To understand the new connection, Stocker suggests considering a wall that’s uniformly lit. An experimenter changes the brightness of the light ever so slightly, then a little more and a little more. “The discrimination threshold tells us how fine the experimenter can actually change the light levels such that we still cannot detect it,” said Stocker, an associate professor of psychology. Once we can detect it, we’ve crossed the discrimination threshold boundary.
He offered as another example the leaning Tower of Pisa: If the building continues tilting at a rate so infinitesimally slow that while it’s happening it’s not visible to the human eye, then at some point it will become possible to tell that the building tilts at a different angle from where it started. That point is the discrimination threshold.
“People have done this for many different perceptual variables,” Stocker said. “It could be color. It could be auditory, the pitch of a tone, the intensity of a tone. It could be the weight in my hand. How much could it change so that I actually notice the difference?”
Perceptual bias distinguishes what people believe they are experiencing from the truth of what’s happening. Optical illusions are the classic example, he said. “Our perceptual sense fools us into seeing something that’s actually not there. This fooling, this deviation from the reality, we call this perceptual bias.”
Until now, there had been no direct relationship between these two measures. So the researchers returned to a theory of perception they had developed several years ago.
For humans to perceive a stimulus, it must go through a two-step process. In the first, called encoding, information from the senses get filtered and represented to the brain. “The second step, the decoding, is taking that signal and combining it with what we know about the world, intelligence, prior beliefs that get used to interpret this encoded signal in a way that makes sense,” Stocker said.

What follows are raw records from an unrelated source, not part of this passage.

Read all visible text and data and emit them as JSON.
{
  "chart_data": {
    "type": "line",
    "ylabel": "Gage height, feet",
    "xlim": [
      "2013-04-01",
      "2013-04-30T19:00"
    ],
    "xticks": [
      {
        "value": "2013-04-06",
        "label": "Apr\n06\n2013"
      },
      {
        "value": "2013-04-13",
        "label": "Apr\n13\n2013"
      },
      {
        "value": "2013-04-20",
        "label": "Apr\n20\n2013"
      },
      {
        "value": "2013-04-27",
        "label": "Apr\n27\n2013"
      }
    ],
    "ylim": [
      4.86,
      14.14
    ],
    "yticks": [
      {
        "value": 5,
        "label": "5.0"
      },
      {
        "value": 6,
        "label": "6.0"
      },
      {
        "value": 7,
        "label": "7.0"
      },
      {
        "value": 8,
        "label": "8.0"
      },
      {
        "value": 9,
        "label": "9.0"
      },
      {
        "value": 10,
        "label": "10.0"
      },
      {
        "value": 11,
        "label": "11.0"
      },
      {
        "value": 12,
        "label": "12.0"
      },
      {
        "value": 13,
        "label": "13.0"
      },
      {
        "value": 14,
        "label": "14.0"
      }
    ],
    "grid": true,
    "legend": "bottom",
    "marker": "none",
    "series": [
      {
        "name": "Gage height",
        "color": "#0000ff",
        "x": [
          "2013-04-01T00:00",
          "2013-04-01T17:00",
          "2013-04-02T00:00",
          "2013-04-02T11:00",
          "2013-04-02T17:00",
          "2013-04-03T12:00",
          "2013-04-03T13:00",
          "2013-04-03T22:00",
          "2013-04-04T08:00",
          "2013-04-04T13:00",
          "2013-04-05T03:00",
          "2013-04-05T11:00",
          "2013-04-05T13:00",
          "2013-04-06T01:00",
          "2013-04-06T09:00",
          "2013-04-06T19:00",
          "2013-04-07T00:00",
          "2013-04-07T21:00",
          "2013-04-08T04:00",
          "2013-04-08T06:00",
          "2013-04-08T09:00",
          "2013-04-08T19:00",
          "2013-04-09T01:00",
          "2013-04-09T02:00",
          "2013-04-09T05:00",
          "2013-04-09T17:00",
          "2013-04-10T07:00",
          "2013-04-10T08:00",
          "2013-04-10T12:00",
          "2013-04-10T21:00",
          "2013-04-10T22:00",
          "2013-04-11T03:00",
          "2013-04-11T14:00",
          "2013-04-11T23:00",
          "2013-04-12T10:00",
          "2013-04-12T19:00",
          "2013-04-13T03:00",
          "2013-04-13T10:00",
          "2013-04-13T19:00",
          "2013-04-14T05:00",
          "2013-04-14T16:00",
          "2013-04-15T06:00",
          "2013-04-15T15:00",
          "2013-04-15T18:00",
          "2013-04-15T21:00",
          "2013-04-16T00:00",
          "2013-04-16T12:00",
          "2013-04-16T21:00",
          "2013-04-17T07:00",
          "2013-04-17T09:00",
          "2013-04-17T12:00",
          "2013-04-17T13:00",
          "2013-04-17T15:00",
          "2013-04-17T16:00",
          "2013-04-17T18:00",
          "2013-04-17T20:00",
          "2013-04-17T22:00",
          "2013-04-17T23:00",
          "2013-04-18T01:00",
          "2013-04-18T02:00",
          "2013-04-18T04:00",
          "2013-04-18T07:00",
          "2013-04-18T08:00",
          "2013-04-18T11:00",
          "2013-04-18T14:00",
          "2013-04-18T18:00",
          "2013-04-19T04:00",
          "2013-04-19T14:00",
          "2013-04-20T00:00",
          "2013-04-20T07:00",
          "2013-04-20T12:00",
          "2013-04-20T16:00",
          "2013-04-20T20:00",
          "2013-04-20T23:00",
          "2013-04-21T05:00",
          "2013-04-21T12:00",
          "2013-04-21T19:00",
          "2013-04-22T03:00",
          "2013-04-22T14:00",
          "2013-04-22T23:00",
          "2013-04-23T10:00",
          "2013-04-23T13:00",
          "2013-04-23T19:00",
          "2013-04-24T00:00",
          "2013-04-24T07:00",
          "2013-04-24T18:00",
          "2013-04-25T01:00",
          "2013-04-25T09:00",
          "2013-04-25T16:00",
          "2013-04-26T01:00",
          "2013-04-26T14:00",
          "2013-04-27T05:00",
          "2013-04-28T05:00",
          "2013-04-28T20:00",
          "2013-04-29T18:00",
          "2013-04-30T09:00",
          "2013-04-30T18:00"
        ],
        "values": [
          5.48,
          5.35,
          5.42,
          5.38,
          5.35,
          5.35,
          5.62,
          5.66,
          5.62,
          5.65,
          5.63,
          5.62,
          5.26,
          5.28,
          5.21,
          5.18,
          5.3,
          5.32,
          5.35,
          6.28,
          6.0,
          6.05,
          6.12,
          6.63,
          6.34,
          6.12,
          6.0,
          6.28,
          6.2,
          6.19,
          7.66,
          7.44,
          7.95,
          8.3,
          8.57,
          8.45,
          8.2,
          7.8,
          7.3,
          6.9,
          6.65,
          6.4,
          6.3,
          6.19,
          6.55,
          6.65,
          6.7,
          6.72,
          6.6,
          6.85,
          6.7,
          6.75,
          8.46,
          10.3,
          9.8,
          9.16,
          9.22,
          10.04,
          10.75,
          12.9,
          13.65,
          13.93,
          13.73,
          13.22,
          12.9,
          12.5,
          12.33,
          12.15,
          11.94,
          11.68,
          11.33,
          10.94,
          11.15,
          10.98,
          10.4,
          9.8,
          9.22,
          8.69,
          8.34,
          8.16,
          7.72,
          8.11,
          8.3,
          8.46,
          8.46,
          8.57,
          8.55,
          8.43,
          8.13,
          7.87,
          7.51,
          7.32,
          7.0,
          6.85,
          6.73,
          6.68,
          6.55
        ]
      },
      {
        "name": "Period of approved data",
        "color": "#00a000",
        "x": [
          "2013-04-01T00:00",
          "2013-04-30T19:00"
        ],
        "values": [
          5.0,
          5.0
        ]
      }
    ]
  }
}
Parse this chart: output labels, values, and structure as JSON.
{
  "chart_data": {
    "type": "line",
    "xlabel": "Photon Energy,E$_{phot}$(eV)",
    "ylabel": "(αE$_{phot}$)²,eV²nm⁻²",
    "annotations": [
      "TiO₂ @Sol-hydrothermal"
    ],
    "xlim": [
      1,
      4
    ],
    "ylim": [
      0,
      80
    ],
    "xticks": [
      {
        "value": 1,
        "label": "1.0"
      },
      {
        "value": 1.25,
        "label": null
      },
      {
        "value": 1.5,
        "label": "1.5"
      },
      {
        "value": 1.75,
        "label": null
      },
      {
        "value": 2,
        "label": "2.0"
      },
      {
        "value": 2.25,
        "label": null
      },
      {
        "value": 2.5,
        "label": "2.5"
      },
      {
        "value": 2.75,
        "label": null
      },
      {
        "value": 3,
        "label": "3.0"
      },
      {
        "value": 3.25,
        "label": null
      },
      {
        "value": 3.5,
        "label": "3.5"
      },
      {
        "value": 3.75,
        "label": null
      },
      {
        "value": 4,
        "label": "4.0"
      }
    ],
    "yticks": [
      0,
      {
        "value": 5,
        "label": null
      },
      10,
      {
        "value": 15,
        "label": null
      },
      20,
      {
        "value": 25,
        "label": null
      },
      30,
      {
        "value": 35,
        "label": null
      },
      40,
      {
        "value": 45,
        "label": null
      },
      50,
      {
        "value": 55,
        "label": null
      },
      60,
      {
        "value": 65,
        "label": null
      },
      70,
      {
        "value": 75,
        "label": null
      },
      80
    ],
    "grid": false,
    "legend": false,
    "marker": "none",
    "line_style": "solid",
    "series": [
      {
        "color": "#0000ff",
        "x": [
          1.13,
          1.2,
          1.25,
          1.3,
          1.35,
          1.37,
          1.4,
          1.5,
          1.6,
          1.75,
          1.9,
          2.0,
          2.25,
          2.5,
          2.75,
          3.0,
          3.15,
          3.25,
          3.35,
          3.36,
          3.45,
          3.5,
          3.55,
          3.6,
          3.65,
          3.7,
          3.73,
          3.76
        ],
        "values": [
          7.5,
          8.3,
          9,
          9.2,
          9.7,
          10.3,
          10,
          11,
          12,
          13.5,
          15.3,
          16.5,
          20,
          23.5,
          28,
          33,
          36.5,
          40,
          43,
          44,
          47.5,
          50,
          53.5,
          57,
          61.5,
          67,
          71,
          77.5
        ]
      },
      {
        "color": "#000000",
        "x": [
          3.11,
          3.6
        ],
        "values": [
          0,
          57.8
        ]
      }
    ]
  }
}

It’s well-established that human understanding of how the world works shapes the decoding step, but Stocker and Wei theorized that this might also influence the encoding. Once this connection became clear, the researchers made the leap to link discrimination threshold and perceptual bias.
To explain, Stocker brings up the idea of an uncommon color. “If there is a color we rarely see, then our brain would not dedicate many neurons to actually represent that color,” he said. “It’s so rare that it’s not worth it, so to speak. We have a limited amount of neural resources. We would rather dedicate the neurons to those colors that are more frequent. It’s a tradeoff.”
In other words, the brain will store the color blue and perceive it more easily than, for example, YInMn blue, a new hue discovered in June 2016 that looks similar to cobalt blue.
There aren’t practical applications for the new perception law yet. Stocker said he thinks that could change once more is known about perception in someone with Parkinson’s disease or autism. Does the encoding-decoding relationship remain intact? Is the reduction in prior knowledge a cognitive deficit or something else?
Answering these “might tell us about how these processes are neurally implemented,” he said.
But that’s research down the line. For now, this research provides a better picture of just how important people’s previous experiences are to shaping their perception of the world.
Funding for the research came from the Office of Naval Research, supported by grant number N000141110744.